Ah, I see what you're doing. You've got a shell running x86_64 or something (maybe started lldb as x86_64) so everything that is spawned from that is x86_64 -- debugserver and the inferior process -- and so you hit this. let me look more closely later tonight, but I didn't take that scenario into account. Normally when people are running debugserver as x86_64 it's because they unintentionally ran a parent as x86_64 and are paying an unintended perf hit across the debug session and part of this error reporting was to say "hey, you probably didn't mean to do this".

In our case we are currently distributing an x86_64-only version of the toolchain (including lldb and debugserver) across many machines. Some of these machines are m1 laptops, and we started observing failures to attach on these machines once 0c443e92d3b9 was included.

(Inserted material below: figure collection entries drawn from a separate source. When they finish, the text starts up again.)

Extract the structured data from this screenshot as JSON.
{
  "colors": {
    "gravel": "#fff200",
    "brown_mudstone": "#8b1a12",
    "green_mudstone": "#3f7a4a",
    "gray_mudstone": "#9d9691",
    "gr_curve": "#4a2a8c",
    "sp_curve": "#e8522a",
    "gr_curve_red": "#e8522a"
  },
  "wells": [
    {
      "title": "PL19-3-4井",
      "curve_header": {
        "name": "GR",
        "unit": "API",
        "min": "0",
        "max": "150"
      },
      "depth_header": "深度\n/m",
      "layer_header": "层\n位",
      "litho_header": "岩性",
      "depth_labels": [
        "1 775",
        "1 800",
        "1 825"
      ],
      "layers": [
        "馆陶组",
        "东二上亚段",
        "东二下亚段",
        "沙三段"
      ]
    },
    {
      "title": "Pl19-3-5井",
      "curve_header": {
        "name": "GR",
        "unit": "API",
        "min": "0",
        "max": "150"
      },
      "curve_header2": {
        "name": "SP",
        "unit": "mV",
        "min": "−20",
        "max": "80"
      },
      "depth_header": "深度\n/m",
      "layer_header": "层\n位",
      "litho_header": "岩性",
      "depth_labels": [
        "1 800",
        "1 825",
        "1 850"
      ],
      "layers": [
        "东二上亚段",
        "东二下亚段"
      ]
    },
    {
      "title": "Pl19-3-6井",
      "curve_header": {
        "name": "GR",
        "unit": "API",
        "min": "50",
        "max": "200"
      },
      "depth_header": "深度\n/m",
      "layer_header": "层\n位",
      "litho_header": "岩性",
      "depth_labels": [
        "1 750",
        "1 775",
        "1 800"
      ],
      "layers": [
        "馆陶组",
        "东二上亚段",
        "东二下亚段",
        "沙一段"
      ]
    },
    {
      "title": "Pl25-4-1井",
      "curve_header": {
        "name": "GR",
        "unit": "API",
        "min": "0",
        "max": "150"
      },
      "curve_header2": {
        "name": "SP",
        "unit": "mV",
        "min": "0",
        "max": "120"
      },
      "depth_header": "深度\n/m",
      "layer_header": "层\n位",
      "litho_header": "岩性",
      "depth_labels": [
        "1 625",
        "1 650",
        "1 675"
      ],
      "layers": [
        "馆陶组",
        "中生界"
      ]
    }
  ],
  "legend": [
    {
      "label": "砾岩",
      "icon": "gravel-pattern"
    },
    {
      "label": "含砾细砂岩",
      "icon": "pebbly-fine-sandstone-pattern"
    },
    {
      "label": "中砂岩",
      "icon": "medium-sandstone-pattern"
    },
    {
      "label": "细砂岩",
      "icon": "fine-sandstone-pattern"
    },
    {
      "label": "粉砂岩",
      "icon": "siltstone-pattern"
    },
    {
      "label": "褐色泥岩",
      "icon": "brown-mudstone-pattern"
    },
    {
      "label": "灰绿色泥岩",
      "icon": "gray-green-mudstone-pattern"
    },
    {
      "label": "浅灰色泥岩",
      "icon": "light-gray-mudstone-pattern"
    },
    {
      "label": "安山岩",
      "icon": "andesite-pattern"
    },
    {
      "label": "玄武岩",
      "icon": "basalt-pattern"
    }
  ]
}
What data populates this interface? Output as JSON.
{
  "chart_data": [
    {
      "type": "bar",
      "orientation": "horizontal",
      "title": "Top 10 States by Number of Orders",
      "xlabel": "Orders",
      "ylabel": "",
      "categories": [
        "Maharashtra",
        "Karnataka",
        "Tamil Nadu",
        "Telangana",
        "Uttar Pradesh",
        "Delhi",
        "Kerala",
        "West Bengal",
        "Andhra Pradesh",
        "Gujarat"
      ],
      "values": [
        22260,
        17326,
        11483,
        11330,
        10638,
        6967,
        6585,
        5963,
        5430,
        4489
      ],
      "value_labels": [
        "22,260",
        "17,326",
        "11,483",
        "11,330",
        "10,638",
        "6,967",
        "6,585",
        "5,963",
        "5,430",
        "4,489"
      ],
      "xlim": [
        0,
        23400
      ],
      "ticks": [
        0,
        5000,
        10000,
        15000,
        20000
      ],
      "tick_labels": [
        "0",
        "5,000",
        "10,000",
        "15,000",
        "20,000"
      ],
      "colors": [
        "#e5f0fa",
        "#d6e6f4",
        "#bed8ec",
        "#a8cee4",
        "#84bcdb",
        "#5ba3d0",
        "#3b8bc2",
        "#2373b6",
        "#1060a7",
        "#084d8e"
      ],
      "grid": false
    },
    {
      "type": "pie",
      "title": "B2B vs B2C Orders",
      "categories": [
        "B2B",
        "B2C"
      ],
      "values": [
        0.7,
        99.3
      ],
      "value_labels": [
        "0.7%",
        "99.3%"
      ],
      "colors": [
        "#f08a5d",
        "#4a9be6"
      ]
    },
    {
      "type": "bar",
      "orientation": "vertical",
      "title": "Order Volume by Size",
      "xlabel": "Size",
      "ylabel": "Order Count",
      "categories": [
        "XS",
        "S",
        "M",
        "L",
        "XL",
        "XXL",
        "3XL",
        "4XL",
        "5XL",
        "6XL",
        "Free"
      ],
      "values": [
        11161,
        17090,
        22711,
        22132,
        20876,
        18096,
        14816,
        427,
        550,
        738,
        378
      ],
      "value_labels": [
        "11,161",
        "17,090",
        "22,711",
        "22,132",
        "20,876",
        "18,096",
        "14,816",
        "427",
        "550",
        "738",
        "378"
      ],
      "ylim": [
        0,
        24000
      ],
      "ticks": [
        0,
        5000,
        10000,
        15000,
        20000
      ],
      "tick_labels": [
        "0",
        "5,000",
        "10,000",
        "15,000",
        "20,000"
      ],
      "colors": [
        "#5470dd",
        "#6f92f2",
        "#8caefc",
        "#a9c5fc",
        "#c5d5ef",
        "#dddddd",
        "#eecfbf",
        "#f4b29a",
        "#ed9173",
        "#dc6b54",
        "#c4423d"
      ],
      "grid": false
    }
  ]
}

jasonmolenda accepted this revision.May 3 2022, 1:31 PM

LGTM. I see how your workflow is set up. Yeah, you return an error if someone tries to run debugserver in translation (and the inferior isn't x86_64) - that's what we need to do, a translated debugserver won't be able to debug arm64 processes.

This revision is now accepted and ready to land.May 3 2022, 1:31 PM
This revision was automatically updated to reflect the committed changes.